Golpe al corazón

El telefono sonó a las 7 de la mañana. Era el 16 de junio de 2010. Yo sabía que era mi abogada de Francia porque a esa hora era la única que podía estar llamando dada la diferencia de 4 horas con ese país. Levanté el tubo con el estómago en la boca y el corazó latiendo a 2oo por minuto. A la primera frase de la letrada ya supe que algo había salido mal. Pero nunca imaginé que fuera TAN mal.
– Buen día Victoria como está? – me dijo en francés con un leve temblor en la voz que me alarmó.
– Buen día doctora ¿Tenemos novedades? – le dije, ansiosa.
– Malas – me contestó lacónicamente.
Me senté en la cama como si me hubiera caido un rayo y hubo un silencio que pareció durar un siglo.
– ¿Que …que pasó? – babuceé.
– Salió la decisión de la jueza de Creteil. Todo en contra.
Sentí que el mundo se desplomaba a mi alrededor. La abogada no era muy diplomática que digamos para pasar las malas nuevas. Instintivamente miré hacia arriba donde dormían plácidamente mis dos angelitos.
– ¿Como puede ser, doctora? ¿No era que estábamos bien?
– Es increíble, nunca vi una cosa igual en toda mi carrera profesional, una verdadera barbaridad! – me dijo azorada – le dieron la custodia de los chicos y el uso de la casa a su marido y a usted derecho de visita en Francia dos veces por año.
– Pero, pero ¿Porqué?
– Esencialmente porque dice que Ud. no le avisó a su marido que se iba a separar y que se iba a quedar en la Argentina.
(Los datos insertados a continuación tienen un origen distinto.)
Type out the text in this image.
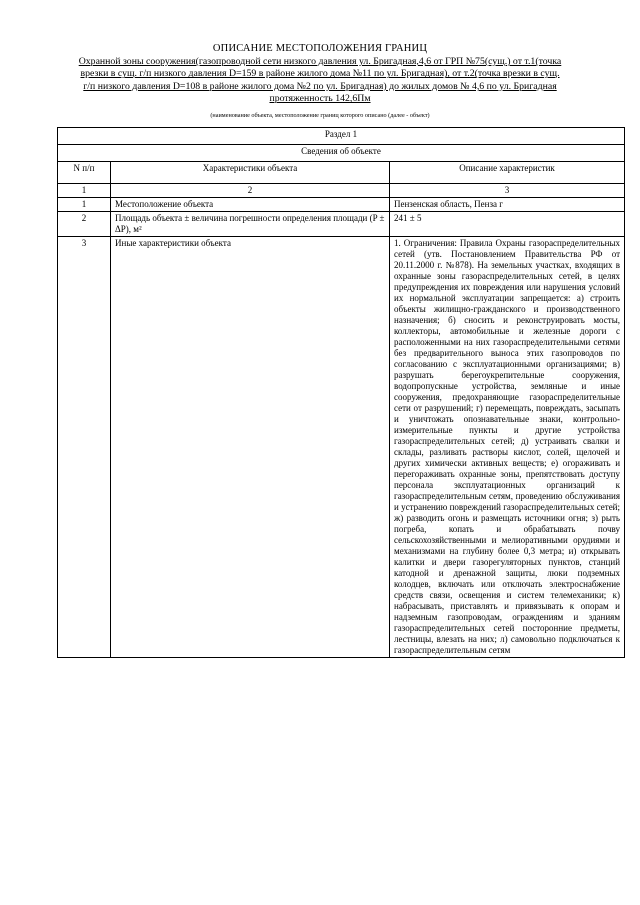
ОПИСАНИЕ МЕСТОПОЛОЖЕНИЯ ГРАНИЦ
Охранной зоны сооружения(газопроводной сети низкого давления ул. Бригадная,4,6 от ГРП №75(сущ.) от т.1(точка врезки в сущ. г/п низкого давления D=159 в районе жилого дома №11 по ул. Бригадная), от т.2(точка врезки в сущ. г/п низкого давления D=108 в районе жилого дома №2 по ул. Бригадная) до жилых домов № 4,6 по ул. Бригадная протяженность 142,6Пм
(наименование объекта, местоположение границ которого описано (далее - объект)
Раздел 1		
Сведения об объекте		
N п/п	Характеристики объекта	Описание характеристик
1	2	3
1	Местоположение объекта	Пензенская область, Пенза г
2	Площадь объекта ± величина погрешности определения площади (P ± ΔP), м²	241 ± 5
3	Иные характеристики объекта	1. Ограничения: Правила Охраны газораспределительных сетей (утв. Постановлением Правительства РФ от 20.11.2000 г. №878). На земельных участках, входящих в охранные зоны газораспределительных сетей, в целях предупреждения их повреждения или нарушения условий их нормальной эксплуатации запрещается: а) строить объекты жилищно-гражданского и производственного назначения; б) сносить и реконструировать мосты, коллекторы, автомобильные и железные дороги с расположенными на них газораспределительными сетями без предварительного выноса этих газопроводов по согласованию с эксплуатационными организациями; в) разрушать берегоукрепительные сооружения, водопропускные устройства, земляные и иные сооружения, предохраняющие газораспределительные сети от разрушений; г) перемещать, повреждать, засыпать и уничтожать опознавательные знаки, контрольно-измерительные пункты и другие устройства газораспределительных сетей; д) устраивать свалки и склады, разливать растворы кислот, солей, щелочей и других химически активных веществ; е) огораживать и перегораживать охранные зоны, препятствовать доступу персонала эксплуатационных организаций к газораспределительным сетям, проведению обслуживания и устранению повреждений газораспределительных сетей; ж) разводить огонь и размещать источники огня; з) рыть погреба, копать и обрабатывать почву сельскохозяйственными и мелиоративными орудиями и механизмами на глубину более 0,3 метра; и) открывать калитки и двери газорегуляторных пунктов, станций катодной и дренажной защиты, люки подземных колодцев, включать или отключать электроснабжение средств связи, освещения и систем телемеханики; к) набрасывать, приставлять и привязывать к опорам и надземным газопроводам, ограждениям и зданиям газораспределительных сетей посторонние предметы, лестницы, влезать на них; л) самовольно подключаться к газораспределительным сетям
– Pero ¿Y todos los documentos que presentamos demostrando que era una decisión común? ¿Las sesiones de mediación?
– No tuvo en cuenta nada de eso.
– Pero … pero ..si había una autorización expresa de mi marido para que los niños residan en forma permanente en la Argentina. ¿Eso se presentó, verdad?
– Si, pero eso ni siquiera lo menciona en la sentencia, Victoria. Ya le estoy mandando por mail el texto.
Cuando corté el mundo había cambiado para mí. La amenaza de separarme de mis hijos era ahora una cosa concreta y no una mera probabilidad.
Mi cabeza era un remolino y me sentía descompuesta. Mi mente se negaba a entender como alguien podía tan fríamente disponer que una pequeña de seis meses de vida sea separada de su madre como si fuera una mascota. En ese momento Claudine comenzó a lloriquear y tuve que subir a amantarla así que por un rato todo lo demás pasó a segundo plano.
Cuando le conté a mis padres la conversación con la abogada obviamente se instaló un clima de preocupación por el giro que había tomado la situación, aunque mi padre que es abogado me tranquilizó un poco.
– Hay que esperar que vengan los fundamentos del fallo- me dijo – después veremos que hacer, pero en principio hay que pensar en apelar esa barbaridad. Y de última, todavía hay mucha tela para cortar.
Mis padres son dos luchadores natos que no se arrugan ante nada y acostumbrados a luchar contra quienquiera que intente atropellarlos o imponerles algo, pero yo estaba invadida por una ansiedad matadora que me tenía caminando por las paredes. De sólo pensar en que me saquen los chicos me daban arcadas. Y así me quedé a la espera de las razones que había dado la jueza para disponer semejante monstruosidad. Que el tipo se quede en la casa era natural, pero lo demás, no tengo palabras para calificarlo.